Outpost Journal showcases New Urban Arts’ Youth Mentorship in the Arts program.
OUTPOST JOURNAL | SEPTEMBER 2014
[excerpt] Founded in 1997 as a free art program for public high school students, New Urban Arts stresses youth empowerment. It’s core project is the Youth Mentorship in the Arts program, in which students work with trained artist mentors twice a week throughout the school year—more so as collaborators than proteges. The sustained practice helps them acquire skills and knowledge in the arts, at the same time developing positive relationships with peers and non-parental adults.
A more structured approach to guidance, it still bears the stamp of consensus: after potential mentors apply through a rigorous process for a predetermined number of annual positions, the students together help choose the year’s final selections. And—as one teenager pointed out on s recent Friday afternoon—it’s not like there are offices. Desks, sure, but everyone works in the same room/
This may be what New Urban Arts, AS220 and the Steel Yard share most centrally the organizations cultivate individual agency through collaborative community. It takes a bottom-up approach to resource development, one in which mentorship is not a conditional property but an emergent one, and the voice of experience ever-shifts in context.

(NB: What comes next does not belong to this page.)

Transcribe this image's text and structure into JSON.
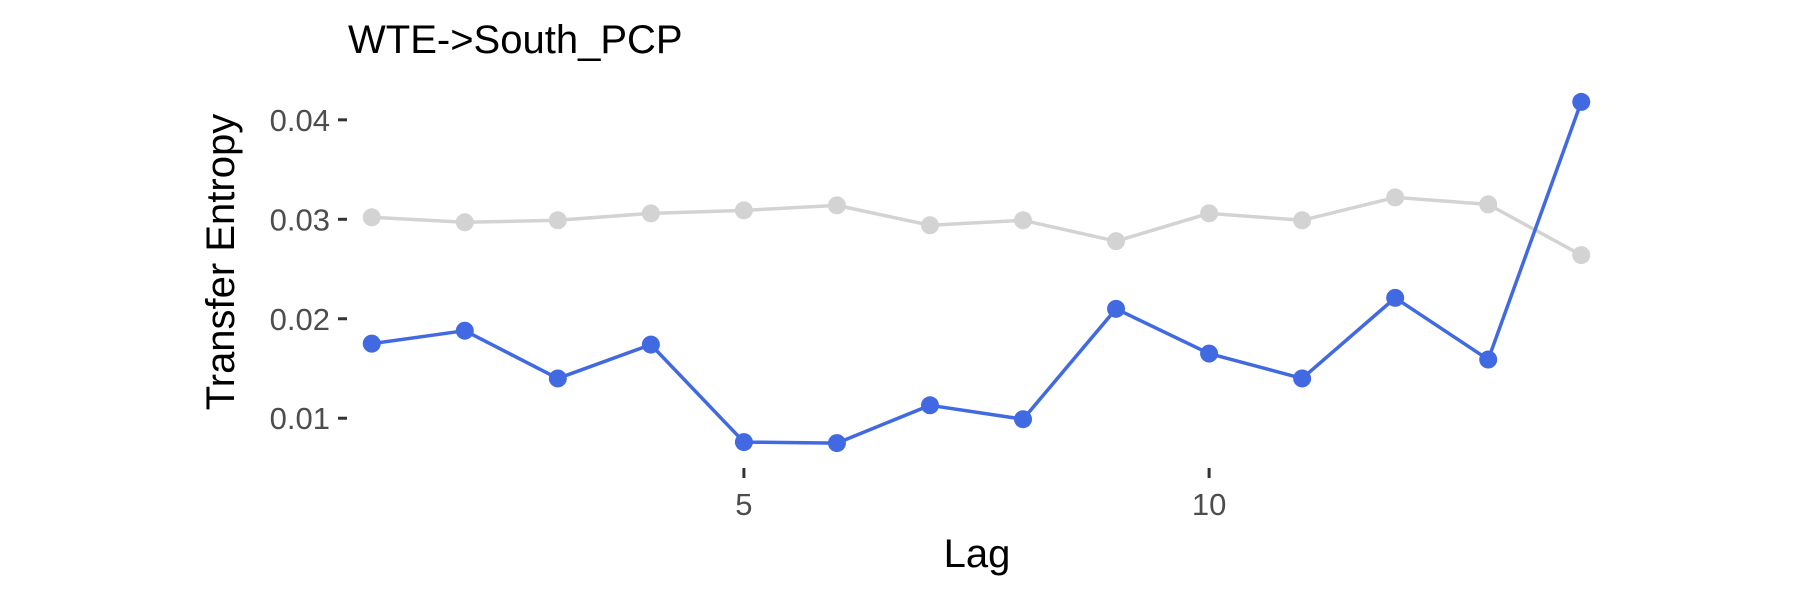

Earlier this year, when New Urban Arts’ no-clock policy posed a problem—students kept missing bus rides home—it was agreed a timepiece should be hung. The younger artists took design control, fixing fake dynamite to a typical schoolroom clock: a ticking time bomb. The object hangs just inside the studio’s front door—a playful reminder for heroes in the vicinity that there’s important action to be taken, vital work to be done.